I keep expecting the other psychokinetic to attack, but he doesn’t. He’s just… standing there. Staring at me. Like he’s lost all interest in Salinas. Like I’m a bug, or a bacterium under a microscope.
Nic shoves Salinas into the back of the car, slamming the door, clambering into the driver’s seat, ignoring the shards of glass. His eyes meet mine one last time.
He reverses, swinging the car round with a squeal of tyres, hitting the gas and roaring off into the smoke. The fire is very close now.
I turn. The movement lasts no more than a second or two, but it feels like it takes years. The other guy is still standing there, in the middle of the road, glowing smoke at his back.
He’s killed people. Let me take the blame for it. Taking him out is the only chance I have of making it through the night. And I don’t have the first clue how to do it. I don’t have a taser, or any other method of knocking him unconscious.
But if I do, if I somehow face off against him and actually win, and do it without killing him, I’ll never see him again.
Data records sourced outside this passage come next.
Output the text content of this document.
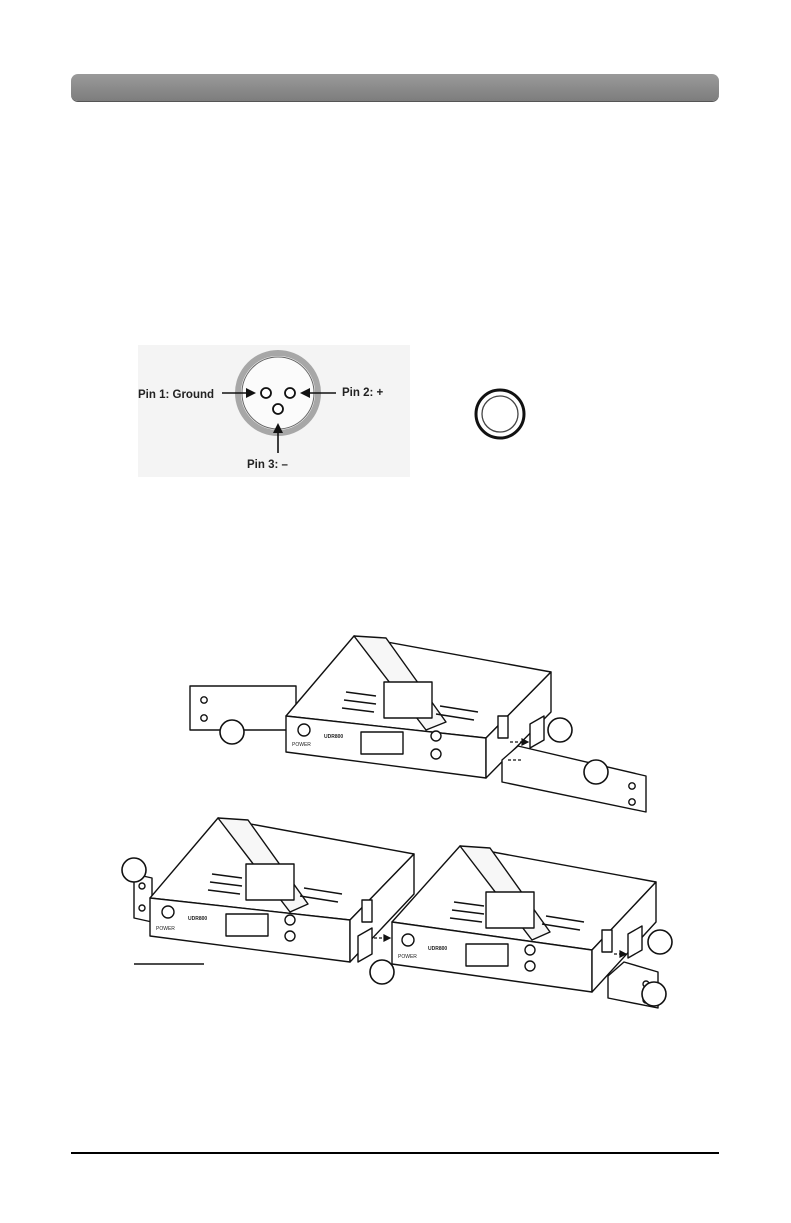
Pin 1: Ground	Pin 2: +
Pin 3: –
UDR800
POWER
UDR800
POWER
UDR800
POWER
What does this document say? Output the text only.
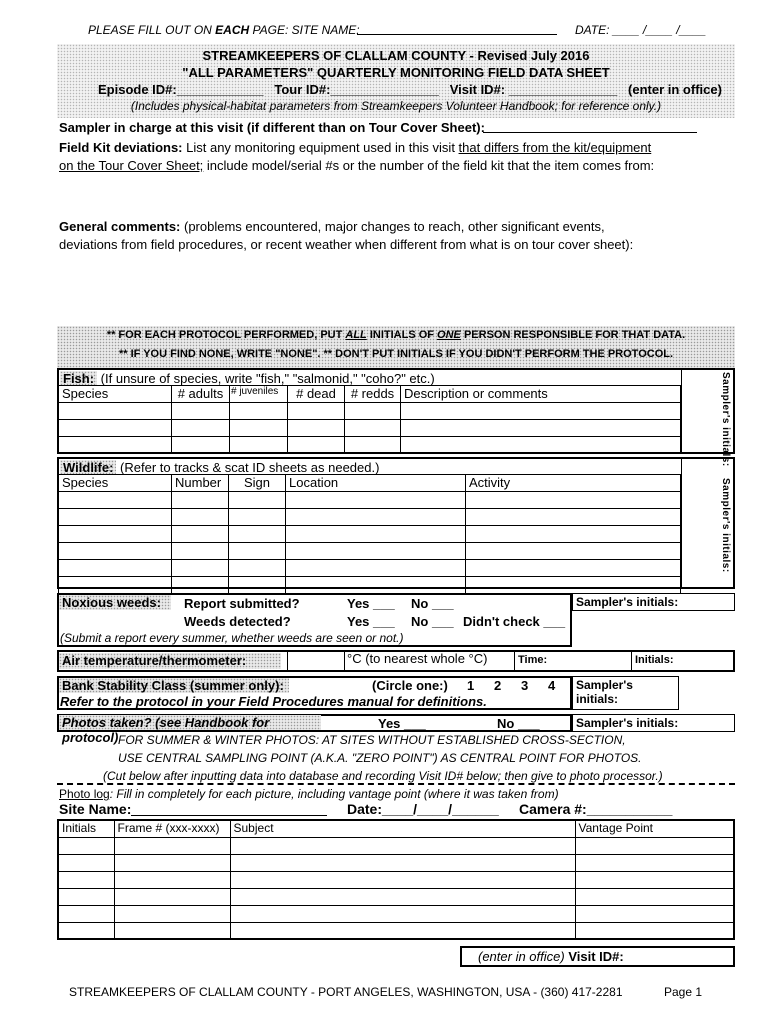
PLEASE FILL OUT ON EACH PAGE: SITE NAME:	DATE: ____ /____ /____
STREAMKEEPERS OF CLALLAM COUNTY - Revised July 2016
"ALL PARAMETERS" QUARTERLY MONITORING FIELD DATA SHEET
Episode ID#:____________ Tour ID#:_______________ Visit ID#: _______________ (enter in office)
(Includes physical-habitat parameters from Streamkeepers Volunteer Handbook; for reference only.)
Sampler in charge at this visit (if different than on Tour Cover Sheet):
Field Kit deviations: List any monitoring equipment used in this visit that differs from the kit/equipment
on the Tour Cover Sheet; include model/serial #s or the number of the field kit that the item comes from:
General comments: (problems encountered, major changes to reach, other significant events,
deviations from field procedures, or recent weather when different from what is on tour cover sheet):
** FOR EACH PROTOCOL PERFORMED, PUT ALL INITIALS OF ONE PERSON RESPONSIBLE FOR THAT DATA.
** IF YOU FIND NONE, WRITE "NONE". ** DON'T PUT INITIALS IF YOU DIDN'T PERFORM THE PROTOCOL.
Fish: (If unsure of species, write "fish," "salmonid," "coho?" etc.)
Species	# adults	# juveniles	# dead	# redds	Description or comments

						Sampler's initials:
Wildlife: (Refer to tracks & scat ID sheets as needed.)
Species	Number	Sign	Location	Activity

					Sampler's initials:
Noxious weeds:	Report submitted?	Yes ___ No ___
Weeds detected?	Yes ___ No ___ Didn't check ___
(Submit a report every summer, whether weeds are seen or not.)
Sampler's initials:
Air temperature/thermometer:	°C (to nearest whole °C)	Time:	Initials:
Bank Stability Class (summer only):	(Circle one:) 1 2 3 4
Refer to the protocol in your Field Procedures manual for definitions.
Sampler's initials:
Photos taken? (see Handbook for protocol)
Yes ___	No ___	Sampler's initials:
FOR SUMMER & WINTER PHOTOS: AT SITES WITHOUT ESTABLISHED CROSS-SECTION,
USE CENTRAL SAMPLING POINT (A.K.A. "ZERO POINT") AS CENTRAL POINT FOR PHOTOS.
(Cut below after inputting data into database and recording Visit ID# below; then give to photo processor.)
Photo log: Fill in completely for each picture, including vantage point (where it was taken from)
Site Name:	Date:____/____/______ Camera #:___________
Initials	Frame # (xxx-xxxx)	Subject	Vantage Point

(enter in office) Visit ID#:
STREAMKEEPERS OF CLALLAM COUNTY - PORT ANGELES, WASHINGTON, USA - (360) 417-2281	Page 1
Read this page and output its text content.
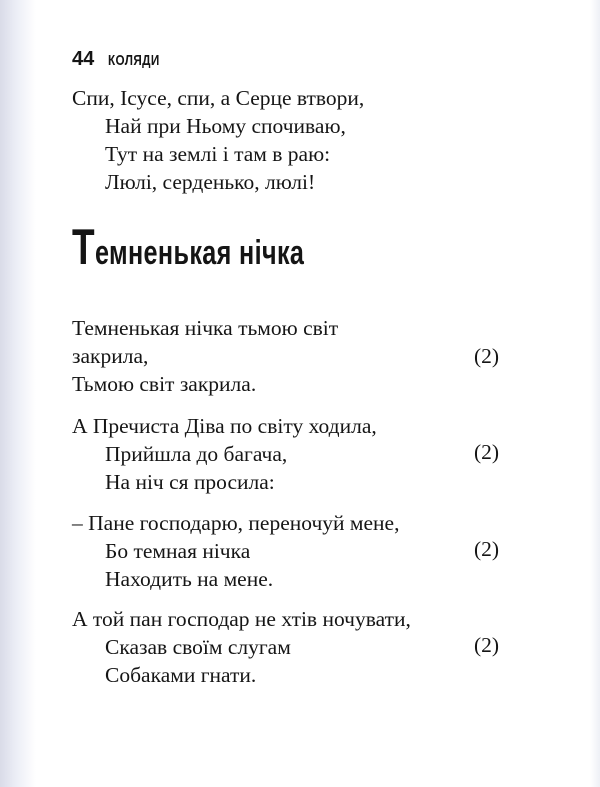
44 КОЛЯДИ
Спи, Ісусе, спи, а Серце втвори,
Най при Ньому спочиваю,
Тут на землі і там в раю:
Люлі, серденько, люлі!
Темненькая нічка
Темненькая нічка тьмою світ
закрила,
Тьмою світ закрила.
(2)
А Пречиста Діва по світу ходила,
Прийшла до багача,
На ніч ся просила:
(2)
– Пане господарю, переночуй мене,
Бо темная нічка
Находить на мене.
(2)
А той пан господар не хтів ночувати,
Сказав своїм слугам
Собаками гнати.
(2)
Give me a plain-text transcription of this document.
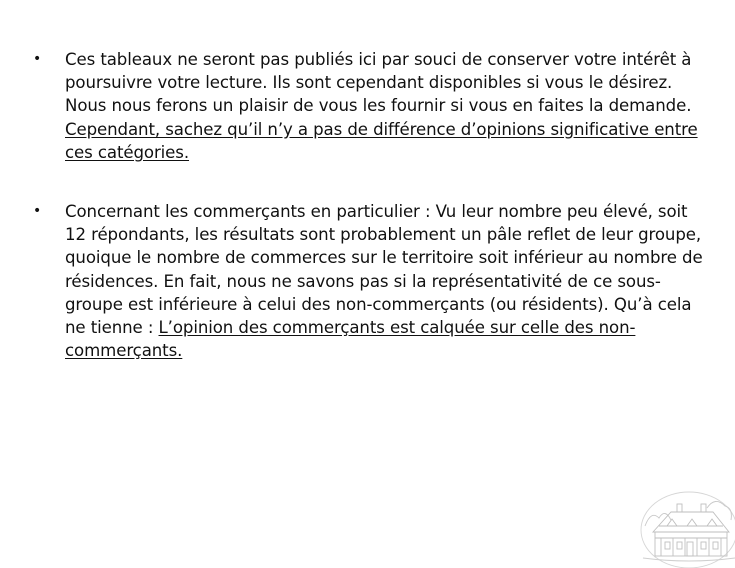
• Ces tableaux ne seront pas publiés ici par souci de conserver votre intérêt à poursuivre votre lecture. Ils sont cependant disponibles si vous le désirez. Nous nous ferons un plaisir de vous les fournir si vous en faites la demande. Cependant, sachez qu’il n’y a pas de différence d’opinions significative entre ces catégories.
• Concernant les commerçants en particulier : Vu leur nombre peu élevé, soit 12 répondants, les résultats sont probablement un pâle reflet de leur groupe, quoique le nombre de commerces sur le territoire soit inférieur au nombre de résidences. En fait, nous ne savons pas si la représentativité de ce sous-groupe est inférieure à celui des non-commerçants (ou résidents). Qu’à cela ne tienne : L’opinion des commerçants est calquée sur celle des non-commerçants.
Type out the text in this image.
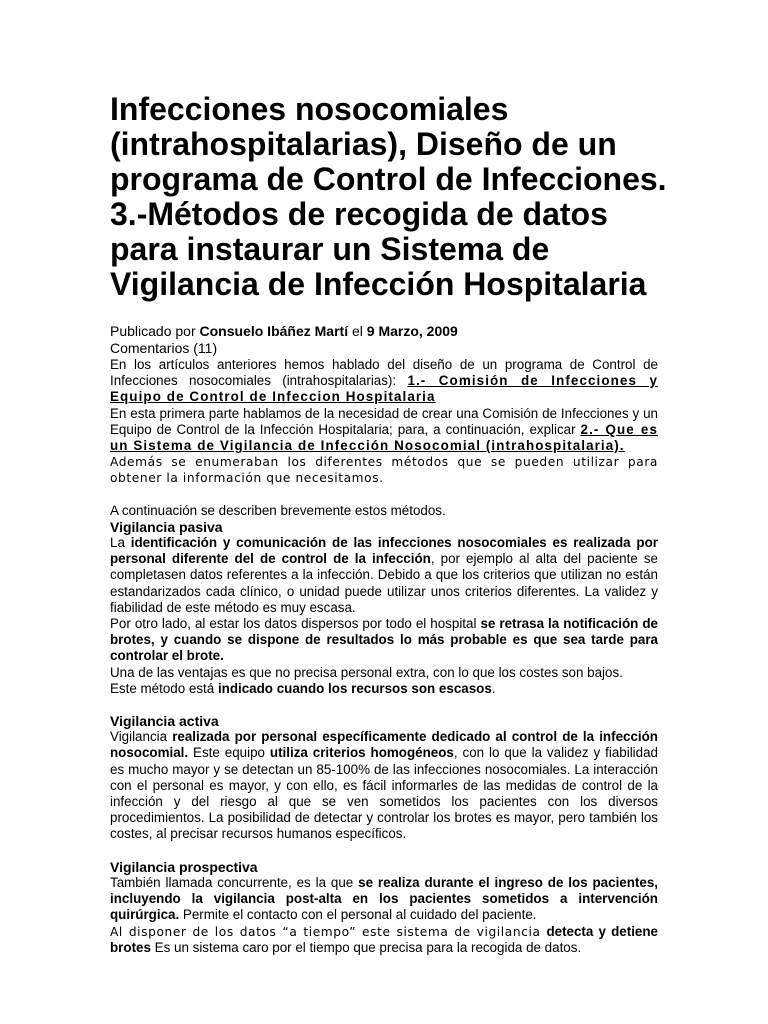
Infecciones nosocomiales
(intrahospitalarias), Diseño de un
programa de Control de Infecciones.
3.-Métodos de recogida de datos
para instaurar un Sistema de
Vigilancia de Infección Hospitalaria
Publicado por Consuelo Ibáñez Martí el 9 Marzo, 2009
Comentarios (11)

En los artículos anteriores hemos hablado del diseño de un programa de Control de Infecciones nosocomiales (intrahospitalarias): 1.- Comisión de Infecciones y Equipo de Control de Infeccion Hospitalaria

En esta primera parte hablamos de la necesidad de crear una Comisión de Infecciones y un Equipo de Control de la Infección Hospitalaria; para, a continuación, explicar 2.- Que es un Sistema de Vigilancia de Infección Nosocomial (intrahospitalaria).

Además se enumeraban los diferentes métodos que se pueden utilizar para obtener la información que necesitamos.

A continuación se describen brevemente estos métodos.

Vigilancia pasiva

La identificación y comunicación de las infecciones nosocomiales es realizada por personal diferente del de control de la infección, por ejemplo al alta del paciente se completasen datos referentes a la infección. Debido a que los criterios que utilizan no están estandarizados cada clínico, o unidad puede utilizar unos criterios diferentes. La validez y fiabilidad de este método es muy escasa.

Por otro lado, al estar los datos dispersos por todo el hospital se retrasa la notificación de brotes, y cuando se dispone de resultados lo más probable es que sea tarde para controlar el brote.

Una de las ventajas es que no precisa personal extra, con lo que los costes son bajos.

Este método está indicado cuando los recursos son escasos.

Vigilancia activa

Vigilancia realizada por personal específicamente dedicado al control de la infección nosocomial. Este equipo utiliza criterios homogéneos, con lo que la validez y fiabilidad es mucho mayor y se detectan un 85-100% de las infecciones nosocomiales. La interacción con el personal es mayor, y con ello, es fácil informarles de las medidas de control de la infección y del riesgo al que se ven sometidos los pacientes con los diversos procedimientos. La posibilidad de detectar y controlar los brotes es mayor, pero también los costes, al precisar recursos humanos específicos.

Vigilancia prospectiva

También llamada concurrente, es la que se realiza durante el ingreso de los pacientes, incluyendo la vigilancia post-alta en los pacientes sometidos a intervención quirúrgica. Permite el contacto con el personal al cuidado del paciente.

Al disponer de los datos “a tiempo” este sistema de vigilancia detecta y detiene brotes Es un sistema caro por el tiempo que precisa para la recogida de datos.
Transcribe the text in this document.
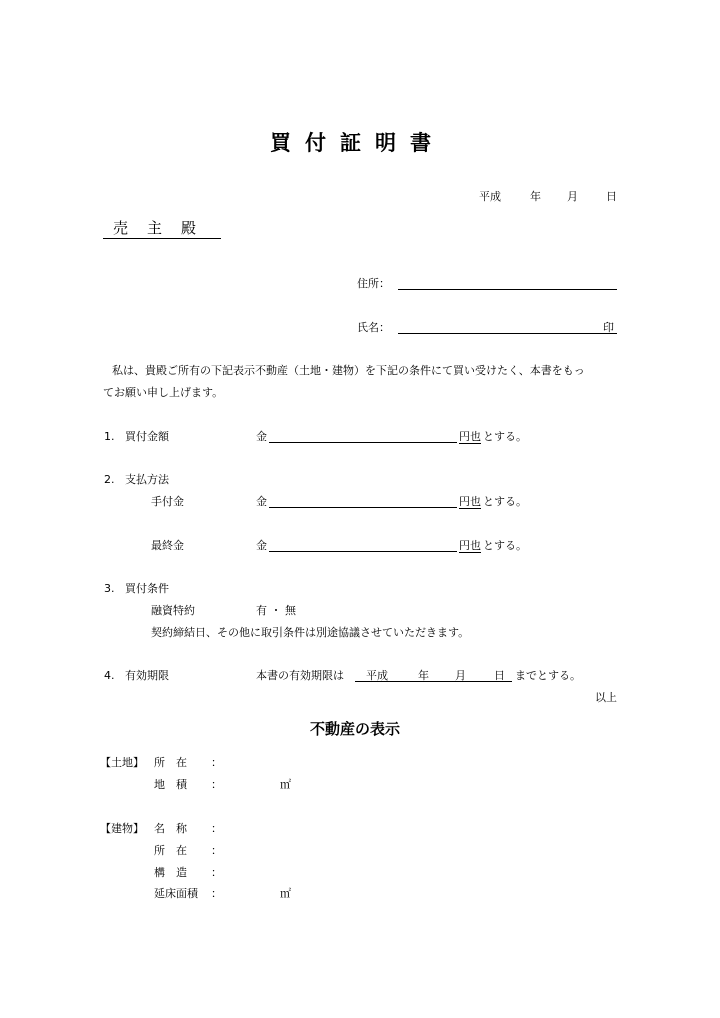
買付証明書
平成	年 月	日
売主殿
住所：
氏名：	印
私は、貴殿ご所有の下記表示不動産（土地・建物）を下記の条件にて買い受けたく、本書をもっ
てお願い申し上げます。
1. 買付金額	金	円也 とする。
2. 支払方法
手付金	金	円也 とする。
最終金	金	円也 とする。
3. 買付条件
融資特約	有 ・ 無
契約締結日、その他に取引条件は別途協議させていただきます。
4. 有効期限	本書の有効期限は 平成	年 月	日 までとする。
以上
不動産の表示
【土地】 所　在 ：
地　積 ：	㎡
【建物】 名　称 ：
所　在 ：
構　造 ：
延床面積 ：	㎡
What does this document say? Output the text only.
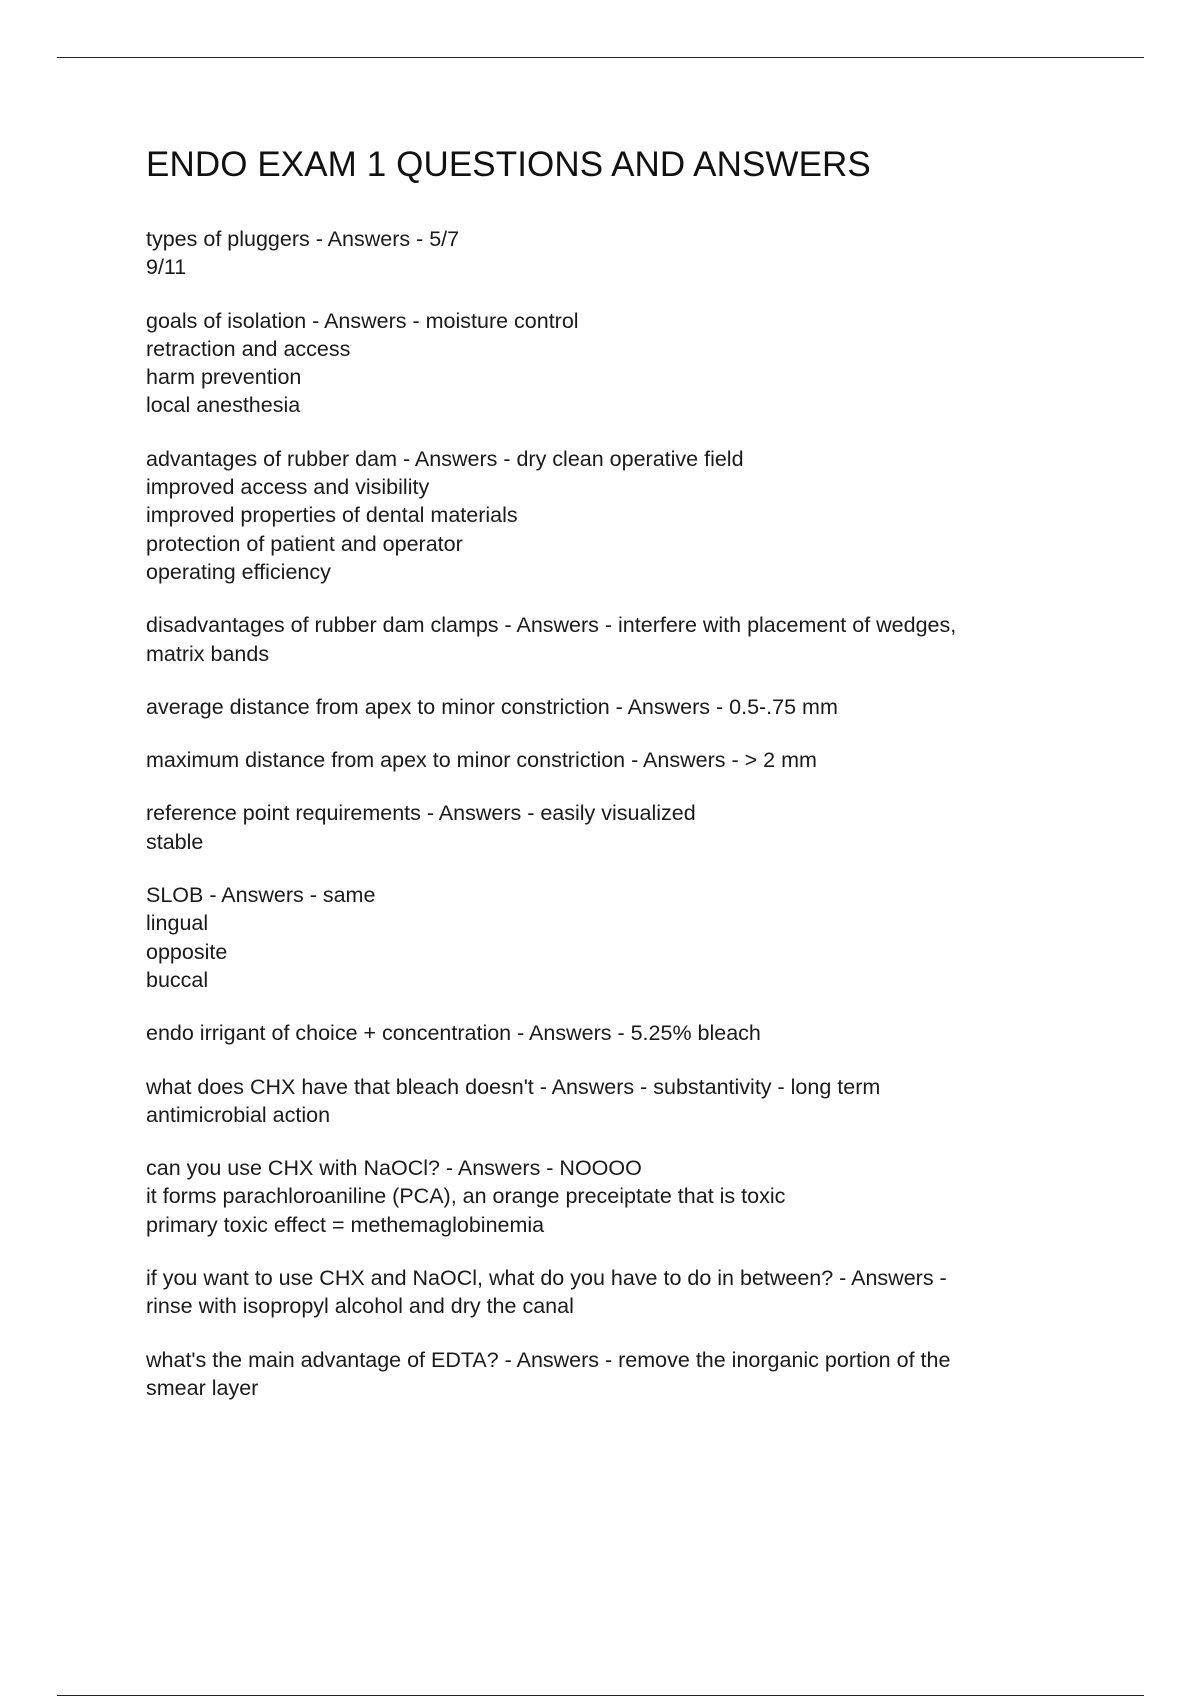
ENDO EXAM 1 QUESTIONS AND ANSWERS
types of pluggers - Answers - 5/7
9/11
goals of isolation - Answers - moisture control
retraction and access
harm prevention
local anesthesia
advantages of rubber dam - Answers - dry clean operative field
improved access and visibility
improved properties of dental materials
protection of patient and operator
operating efficiency
disadvantages of rubber dam clamps - Answers - interfere with placement of wedges,
matrix bands
average distance from apex to minor constriction - Answers - 0.5-.75 mm
maximum distance from apex to minor constriction - Answers - > 2 mm
reference point requirements - Answers - easily visualized
stable
SLOB - Answers - same
lingual
opposite
buccal
endo irrigant of choice + concentration - Answers - 5.25% bleach
what does CHX have that bleach doesn't - Answers - substantivity - long term
antimicrobial action
can you use CHX with NaOCl? - Answers - NOOOO
it forms parachloroaniline (PCA), an orange preceiptate that is toxic
primary toxic effect = methemaglobinemia
if you want to use CHX and NaOCl, what do you have to do in between? - Answers -
rinse with isopropyl alcohol and dry the canal
what's the main advantage of EDTA? - Answers - remove the inorganic portion of the
smear layer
Tanner will make him vanish. She’ll tell me I’m lucky that I actually get to stay alive and should be grateful and kiss her pretty little feet.
But out of everyone in Los Angeles—everyone in the entire world, for all I know—he’s the only one like me. Seven point six billion humans… and us.
Even Chloe and Adam didn’t know exactly what it was like to have my ability. What would it be like to talk to him? Find out if it’s the same for him as it is for me?
He’s stronger than I am, that’s for sure. But how did he get there? How much can he lift? Did it happen gradually, or did he suddenly realise one day that he was more powerful than he thought? Has he had sex? Does what happens to me happen to him?
Where did he come from?
Still nothing. He doesn’t move, not an inch. Outside of the distant sirens and the soft crackle and crunch of fire, the street is silent.
Slowly I lift a hand in greeting. “Hi. My name’s Teagan. What’s yours?”